The Welcome Lady punched at some keys on her computer keyboard and pretended to not hear a thing. The clerks were perched on their chairs in a line behind the long, dark counter. Each one used towelettes to carefully wipe down anything that had been touched after each customer left lest someone spread some dreadful disease. All of them began to look like trolls just waiting to deny a poor soul their driver's license. One troll, with upper arms the size of Christmas hams, sat in her chair and stared at a spot on the far wall, avoiding anyone who tried to get her attention to ask her a question.

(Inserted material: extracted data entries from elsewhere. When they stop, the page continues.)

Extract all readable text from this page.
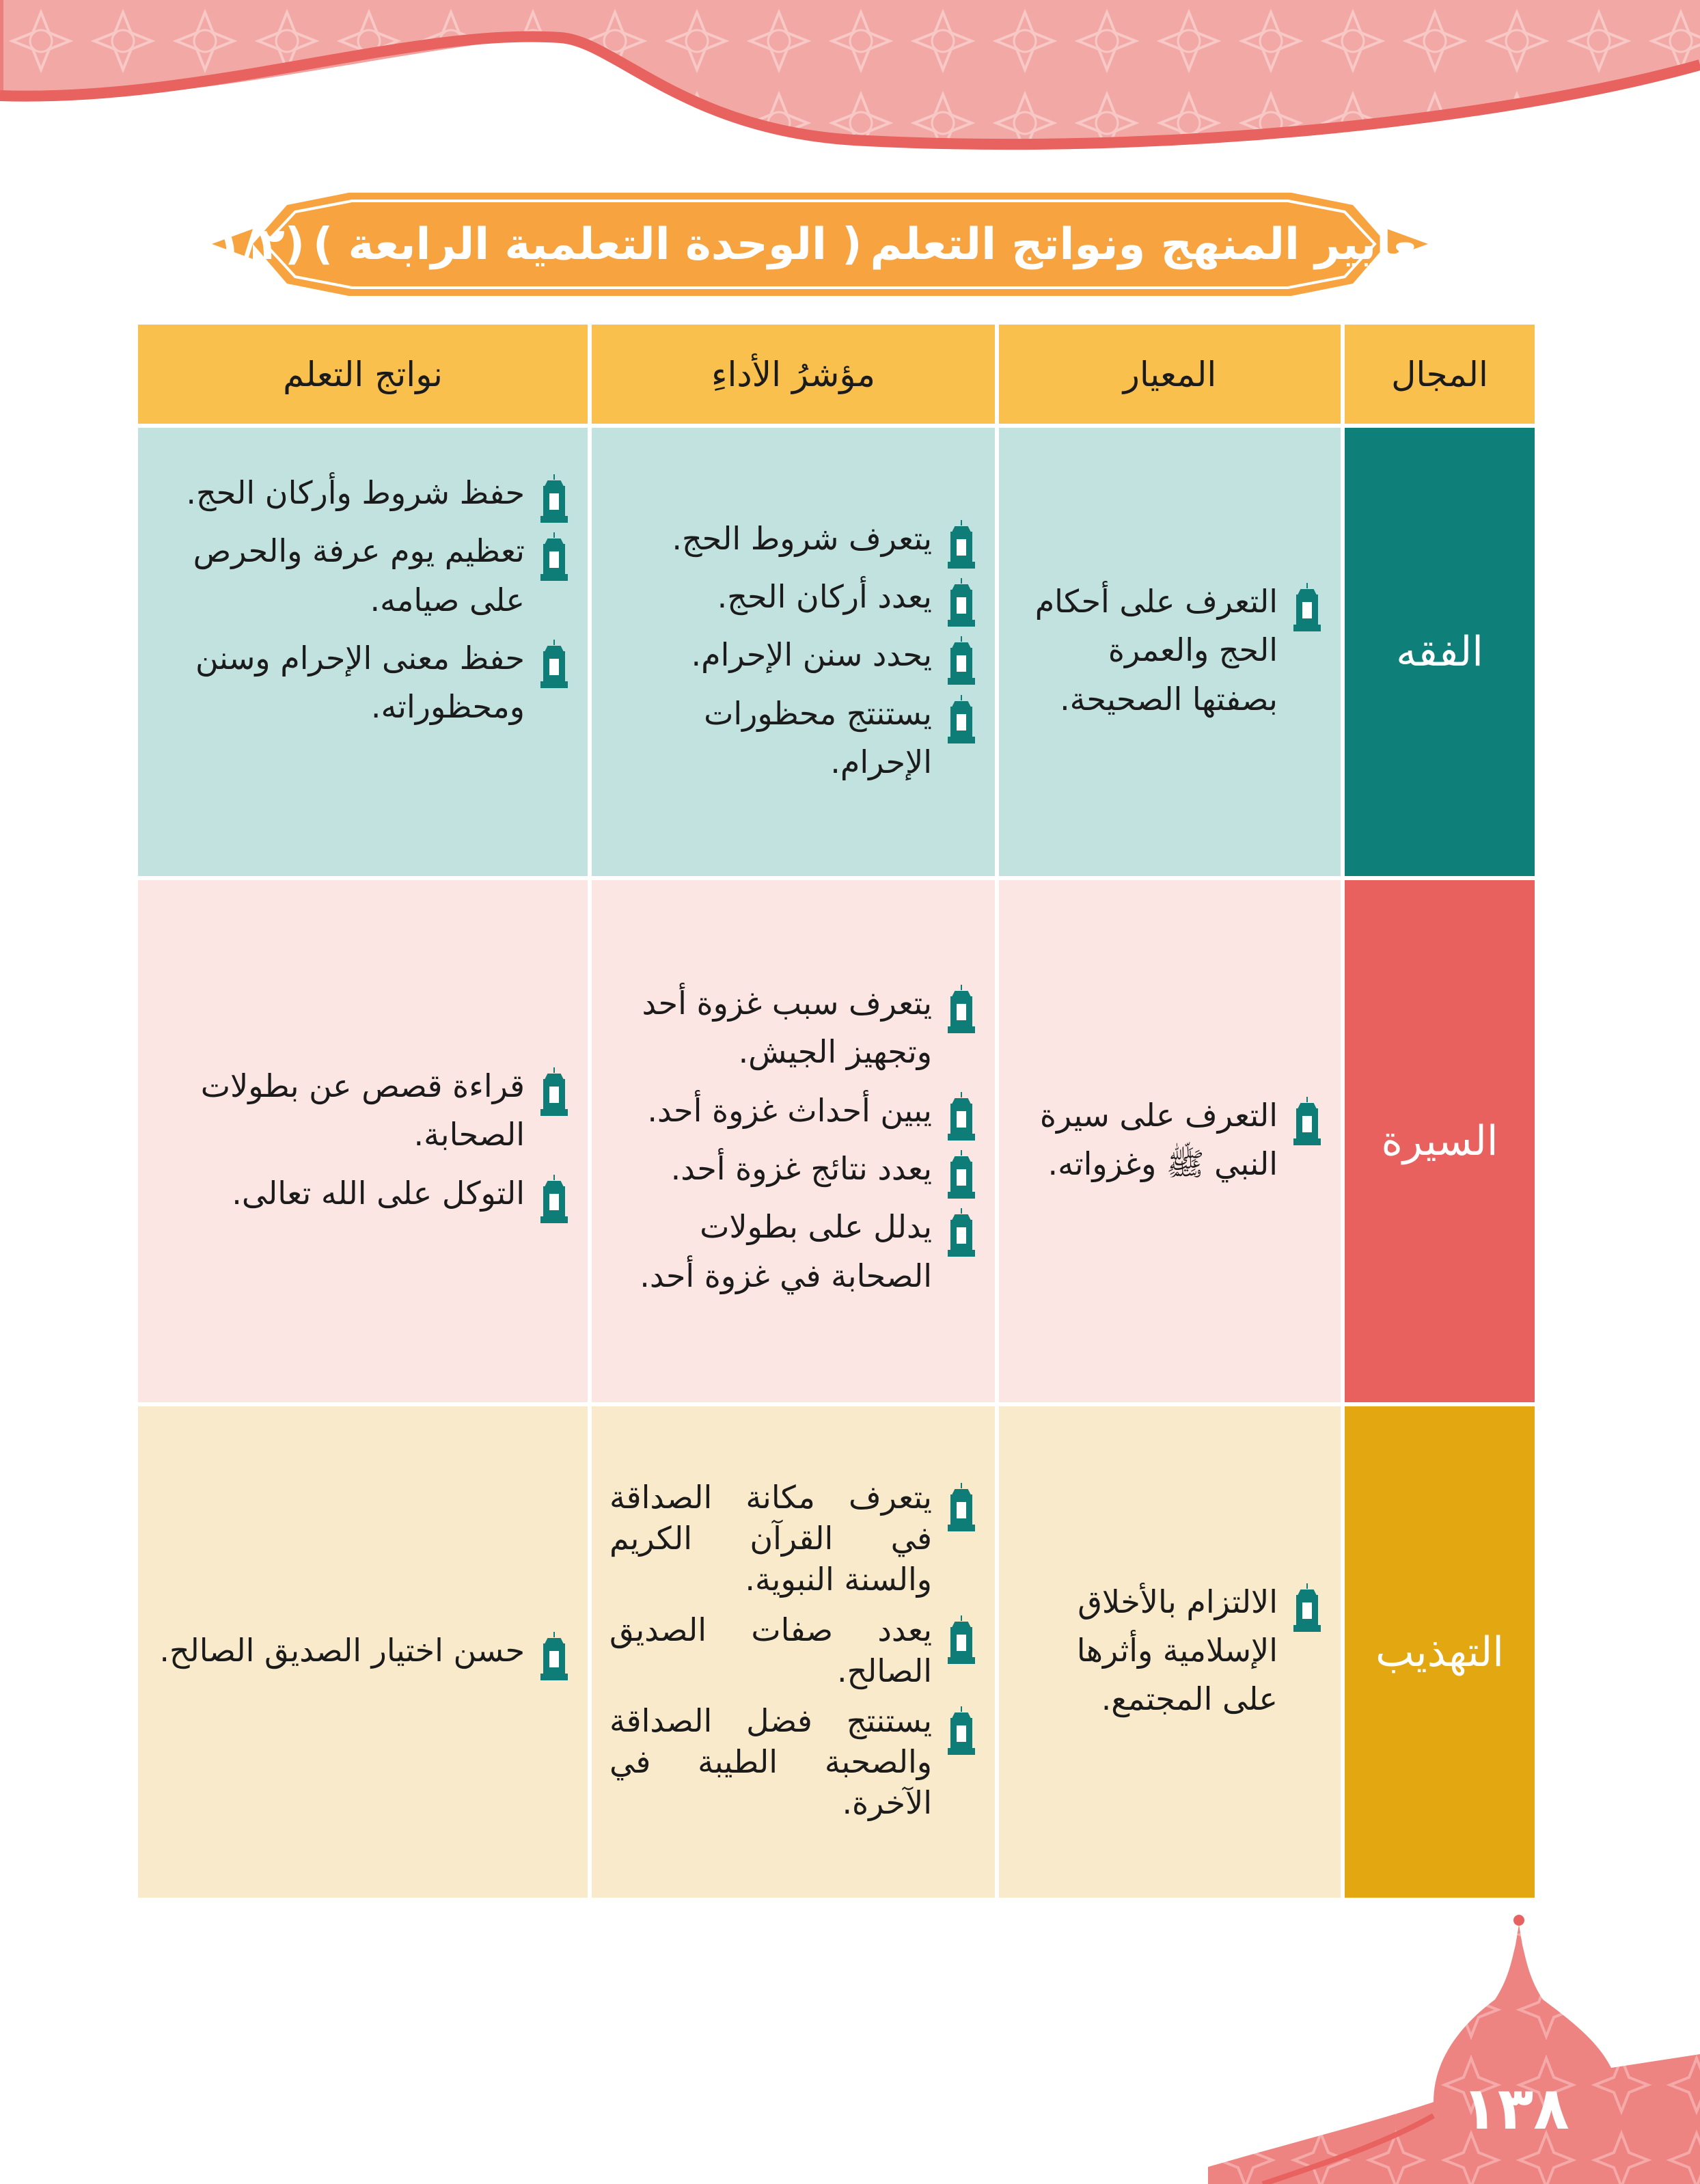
معايير المنهج ونواتج التعلم
( الوحدة التعلمية الرابعة )
(١/٢)
المجال
المعيار
مؤشرُ الأداءِ
نواتج التعلم
الفقه

التعرف على أحكام الحج والعمرة بصفتها الصحيحة.

يتعرف شروط الحج.

يعدد أركان الحج.

يحدد سنن الإحرام.

يستنتج محظورات الإحرام.

حفظ شروط وأركان الحج.

تعظيم يوم عرفة والحرص على صيامه.

حفظ معنى الإحرام وسنن ومحظوراته.

السيرة

التعرف على سيرة النبي ﷺ وغزواته.

يتعرف سبب غزوة أحد وتجهيز الجيش.

يبين أحداث غزوة أحد.

يعدد نتائج غزوة أحد.

يدلل على بطولات الصحابة في غزوة أحد.

قراءة قصص عن بطولات الصحابة.

التوكل على الله تعالى.

التهذيب

الالتزام بالأخلاق الإسلامية وأثرها على المجتمع.

يتعرف مكانة الصداقة في القرآن الكريم والسنة النبوية.

يعدد صفات الصديق الصالح.

يستنتج فضل الصداقة والصحبة الطيبة في الآخرة.

حسن اختيار الصديق الصالح.

١٣٨
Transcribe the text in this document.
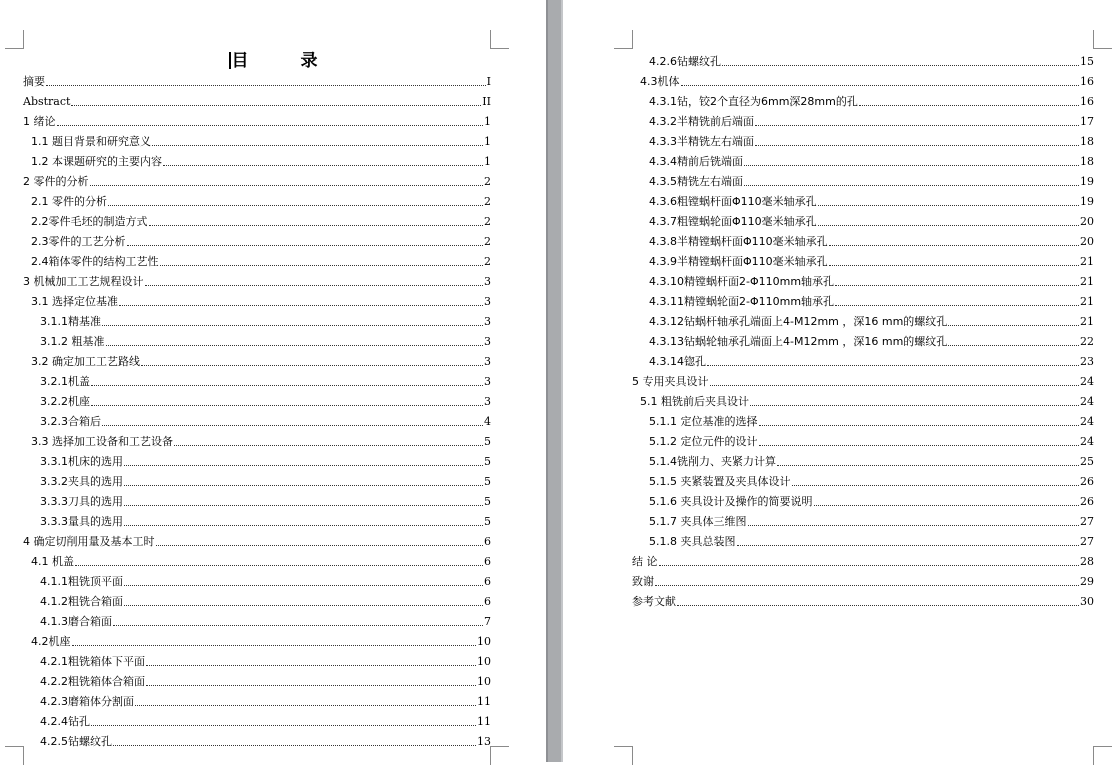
目	录
摘要	I
Abstract	II
1 绪论	1
1.1 题目背景和研究意义	1
1.2 本课题研究的主要内容	1
2 零件的分析	2
2.1 零件的分析	2
2.2零件毛坯的制造方式	2
2.3零件的工艺分析	2
2.4箱体零件的结构工艺性	2
3 机械加工工艺规程设计	3
3.1 选择定位基准	3
3.1.1精基准	3
3.1.2 粗基准	3
3.2 确定加工工艺路线	3
3.2.1机盖	3
3.2.2机座	3
3.2.3合箱后	4
3.3 选择加工设备和工艺设备	5
3.3.1机床的选用	5
3.3.2夹具的选用	5
3.3.3刀具的选用	5
3.3.3量具的选用	5
4 确定切削用量及基本工时	6
4.1 机盖	6
4.1.1粗铣顶平面	6
4.1.2粗铣合箱面	6
4.1.3磨合箱面	7
4.2机座	10
4.2.1粗铣箱体下平面	10
4.2.2粗铣箱体合箱面	10
4.2.3磨箱体分割面	11
4.2.4钻孔	11
4.2.5钻螺纹孔	13
4.2.6钻螺纹孔	15
4.3机体	16
4.3.1钻，铰2个直径为6mm深28mm的孔	16
4.3.2半精铣前后端面	17
4.3.3半精铣左右端面	18
4.3.4精前后铣端面	18
4.3.5精铣左右端面	19
4.3.6粗镗蜗杆面Φ110毫米轴承孔	19
4.3.7粗镗蜗轮面Φ110毫米轴承孔	20
4.3.8半精镗蜗杆面Φ110毫米轴承孔	20
4.3.9半精镗蜗杆面Φ110毫米轴承孔	21
4.3.10精镗蜗杆面2-Φ110mm轴承孔	21
4.3.11精镗蜗轮面2-Φ110mm轴承孔	21
4.3.12钻蜗杆轴承孔端面上4-M12mm ，深16 mm的螺纹孔	21
4.3.13钻蜗轮轴承孔端面上4-M12mm ，深16 mm的螺纹孔	22
4.3.14锪孔	23
5 专用夹具设计	24
5.1 粗铣前后夹具设计	24
5.1.1 定位基准的选择	24
5.1.2 定位元件的设计	24
5.1.4铣削力、夹紧力计算	25
5.1.5 夹紧装置及夹具体设计	26
5.1.6 夹具设计及操作的简要说明	26
5.1.7 夹具体三维图	27
5.1.8 夹具总装图	27
结 论	28
致谢	29
参考文献	30
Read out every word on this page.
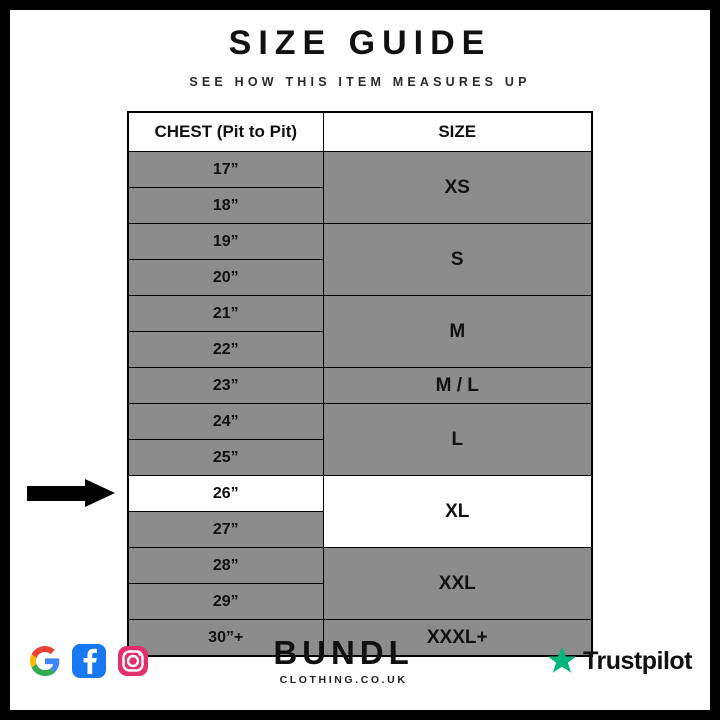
SIZE GUIDE
SEE HOW THIS ITEM MEASURES UP
CHEST (Pit to Pit)	SIZE
17”	XS
18”	
19”	S
20”	
21”	M
22”	
23”	M / L
24”	L
25”	
26”	XL
27”	
28”	XXL
29”	
30”+	XXXL+
BUNDL
CLOTHING.CO.UK
Trustpilot
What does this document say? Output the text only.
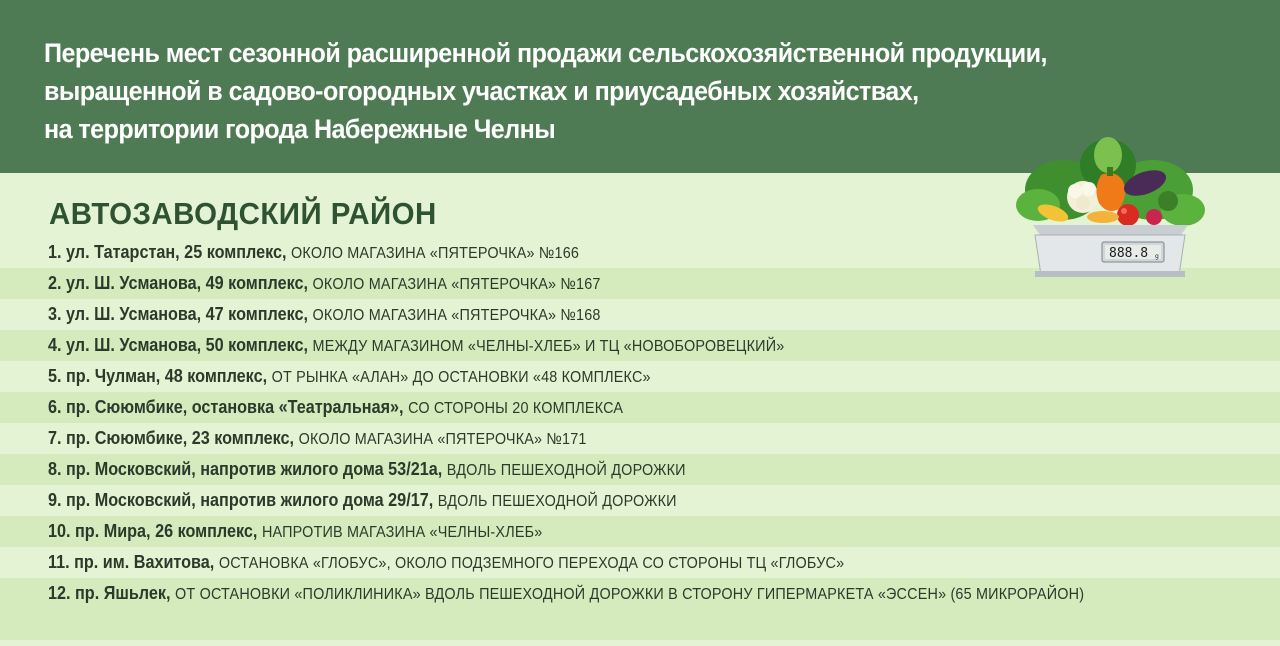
Перечень мест сезонной расширенной продажи сельскохозяйственной продукции,
выращенной в садово-огородных участках и приусадебных хозяйствах,
на территории города Набережные Челны
АВТОЗАВОДСКИЙ РАЙОН
1. ул. Татарстан, 25 комплекс, ОКОЛО МАГАЗИНА «ПЯТЕРОЧКА» №166
2. ул. Ш. Усманова, 49 комплекс, ОКОЛО МАГАЗИНА «ПЯТЕРОЧКА» №167
3. ул. Ш. Усманова, 47 комплекс, ОКОЛО МАГАЗИНА «ПЯТЕРОЧКА» №168
4. ул. Ш. Усманова, 50 комплекс, МЕЖДУ МАГАЗИНОМ «ЧЕЛНЫ-ХЛЕБ» И ТЦ «НОВОБОРОВЕЦКИЙ»
5. пр. Чулман, 48 комплекс, ОТ РЫНКА «АЛАН» ДО ОСТАНОВКИ «48 КОМПЛЕКС»
6. пр. Сююмбике, остановка «Театральная», СО СТОРОНЫ 20 КОМПЛЕКСА
7. пр. Сююмбике, 23 комплекс, ОКОЛО МАГАЗИНА «ПЯТЕРОЧКА» №171
8. пр. Московский, напротив жилого дома 53/21а, ВДОЛЬ ПЕШЕХОДНОЙ ДОРОЖКИ
9. пр. Московский, напротив жилого дома 29/17, ВДОЛЬ ПЕШЕХОДНОЙ ДОРОЖКИ
10. пр. Мира, 26 комплекс, НАПРОТИВ МАГАЗИНА «ЧЕЛНЫ-ХЛЕБ»
11. пр. им. Вахитова, ОСТАНОВКА «ГЛОБУС», ОКОЛО ПОДЗЕМНОГО ПЕРЕХОДА СО СТОРОНЫ ТЦ «ГЛОБУС»
12. пр. Яшьлек, ОТ ОСТАНОВКИ «ПОЛИКЛИНИКА» ВДОЛЬ ПЕШЕХОДНОЙ ДОРОЖКИ В СТОРОНУ ГИПЕРМАРКЕТА «ЭССЕН» (65 МИКРОРАЙОН)
888.8 g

"Miss?" one young man said, grinning and bobbing his head to try and get Christmas Ham Arms' attention. "Miss? I have a quick question..."

Miss Christmas Ham Arms stared blankly over his head and ignored him, clutching a pen in one hand and tapping her first finger of the other hand on the counter. The man looked a little confused, and then he gave Miss Christmas Ham Arms a dirty look and slouched back to his chair to sit and wait with the rest of us.

And then, finally, it was my turn at the Welcome Desk.

"Ma'am, what can I help you with today?" Welcome Lady asked me.

"I need to surrender my Washington license and get a Texas license today," I said, smiling and putting my stack of papers down on the Welcome counter.

The Welcome Lady laid all of my papers out in a neat row, frowning and shaking her head. "You will need at least one more piece of paper that proves your place of residence."

"But I have everything on the list," I said, smiling wider.

The Welcome Lady pulled a brochure off a stack of papers to her right and held it up in front of my eyes. "Did you consult this before you came down here?"

It wasn't the brochure I'd downloaded from the department website. "Is that new?" I asked.

"As of May 7th, these are the rules. I'm surprised you didn't see this if you were on our website," Welcome Lady said without smiling.

I wasn't smiling, either. 

I left before I said anything unfortunate. The state trooper was still in the building. Four hours of misery and I still have my old driver's license. What the hell. It doesn't expire until 2016. I might not even be living here by 2016 so I'll just keep it for a while.


  1. No wonder they need a State Trooper! I swear the DMV smells like death. I bet if you look close enough there are rotting corpses sitting on those chairs.

  2. It was like the scene from "Beetlejuice" where the dead couple is in the waiting room for months waiting to see their caseworker!